'Does your family have a succession plan?' This is one of the most common themes of research in respect of family businesses, and one of the most constant findings from these studies is that a sizeable number – getting close to a majority based on some reports – do not.
For those that do, the question of whether it has been written down and communicated to the rest of the family usually reveals very few have taken that additional step. With barely more than one in 10 family businesses making it to a third generation of ownership, it is worth thinking about how a family business can get succession right.
Think about it
The first crucial step to getting succession right is actually taking the time to think about succession and what it means for the family and whether it is something that the family wants – it should not be assumed that a family business should continue just because it has existed and endured. Part of the challenge internally should be ensuring that the next generation wants to be involved and take on the business.
Taking the time to plan successfully consists of two elements:
- Deliberately marking time out of the calendar to consider – with independent support, which can be trusted non-executive, non-family directors, independent advisers or other people experienced in the family business world – what a plan should look like and to document this.

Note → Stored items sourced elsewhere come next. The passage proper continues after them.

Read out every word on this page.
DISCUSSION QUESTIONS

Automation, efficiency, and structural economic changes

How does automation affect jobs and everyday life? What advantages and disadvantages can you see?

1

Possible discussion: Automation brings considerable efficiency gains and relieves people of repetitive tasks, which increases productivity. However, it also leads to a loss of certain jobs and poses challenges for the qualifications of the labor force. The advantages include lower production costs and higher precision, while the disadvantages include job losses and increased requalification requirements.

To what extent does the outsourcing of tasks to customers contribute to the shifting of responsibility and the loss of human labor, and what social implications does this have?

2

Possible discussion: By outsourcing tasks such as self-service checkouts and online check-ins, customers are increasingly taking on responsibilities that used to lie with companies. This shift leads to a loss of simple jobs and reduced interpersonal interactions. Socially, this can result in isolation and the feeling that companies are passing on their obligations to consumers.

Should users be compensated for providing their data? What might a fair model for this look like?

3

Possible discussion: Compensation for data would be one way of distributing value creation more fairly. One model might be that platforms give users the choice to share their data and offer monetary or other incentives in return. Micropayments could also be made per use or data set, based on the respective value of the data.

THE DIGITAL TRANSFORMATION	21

- Taking time to discuss the plan with the whole family, not just the members of family involved in the business or that are going to be involved in the business. There should be wide support and transparency about the plans to make it a successful succession.
The plan should be a living plan that is considered, revised and adapted as time goes by, and as circumstances may change. It would be a mistake to consider it a one-off exercise with a plan left in a drawer to be found and implemented at a later date.
The planning can take years to ensure the transition will be successful. In one of the more recent high-profile examples, it was reported that Marta Ortega Perez – who is taking over the family business most well-known for owning Zara – was prepared for more than a decade to take on the leadership role.
Other critical factors in managing a successful succession include:
- Bringing the family into the business early, if that is the plan.
This will give them time to learn about the business, the people that make up the business, the values and the culture and give them the chance to understand what makes the business on their own terms.
This will also allow them the time to build their own reputation within the business, so they have built trust and respect. When the time comes to be progressed, it does not look like an outsider with the right surname being parachuted in, but a trusted colleague who knows the business.
- Ignoring the surname in the workplace.
From a leader’s perspective as head of a family business, you should try to overcome any risk or perception that someone is in a role because of who they are. Every family member in the business should have a clear sense that they will be judged to the same standards or higher than other staff and that there will be no favours.
From a family member’s perspective, you need to show expertise and competence in the role and you need to be aware of the boundaries of your role in the workplace. I have heard of at least one business where, following succession, the first act taken was to remove family members from the business because they used their name to overstep their authority, demanded actions that countermanded more senior employees because of who they were and harmed the business culture and performance.